CIFAR-100 VGG16

class deepobs.tensorflow.testproblems.cifar100_vgg16.cifar100_vgg16(batch_size, l2_reg=0.0005)[source]

DeepOBS test problem class for the VGG 16 network on Cifar-100.

The CIFAR-100 images are resized to 224 by 224 to fit the input dimension of the original VGG network, which was designed for ImageNet.

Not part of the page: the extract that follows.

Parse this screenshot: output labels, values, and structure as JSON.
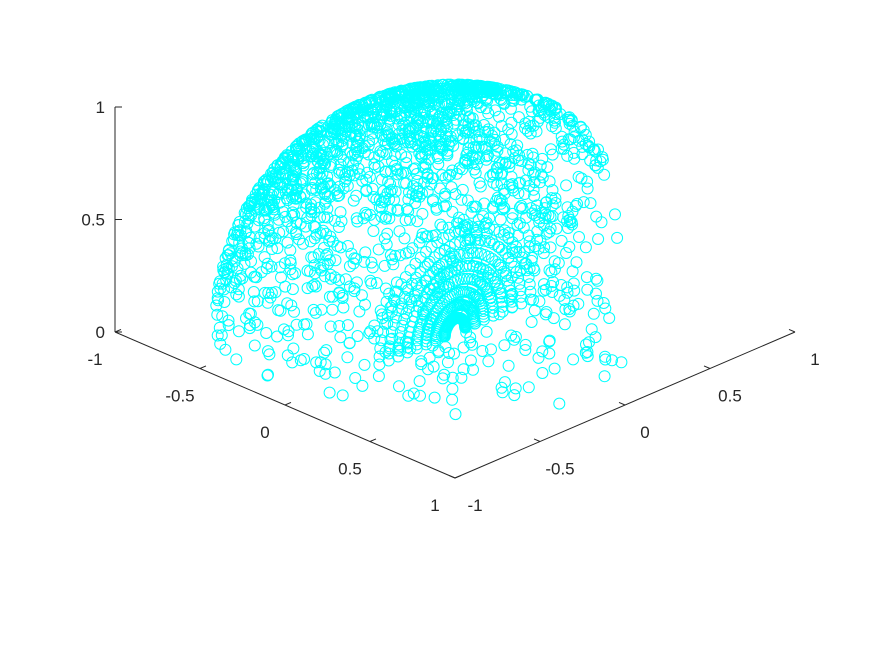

Details about the architecture can be found in the original paper. VGG 16 consists of 16 weight layers, of mostly convolutions. The model uses cross-entroy loss. L2-Regularization is used on the weights (but not the biases) which defaults to 5e-4.

Parameters:
  • batch_size (int) -- Batch size to use.
  • l2_reg (float) -- L2-regularization factor. L2-Regularization (weight decay) is used on the weights but not the biases. Defaults to 5e-4.
dataset

The DeepOBS data set class for Cifar-100.

train_init_op

A tensorflow operation initializing the test problem for the training phase.

train_eval_init_op

A tensorflow operation initializing the test problem for evaluating on training data.

test_init_op

A tensorflow operation initializing the test problem for evaluating on test data.

losses

A tf.Tensor of shape (batch_size, ) containing the per-example loss values.

regularizer

A scalar tf.Tensor containing a regularization term.

accuracy

A scalar tf.Tensor containing the mini-batch mean accuracy.

set_up()[source]

Set up the VGG 16 test problem on Cifar-100.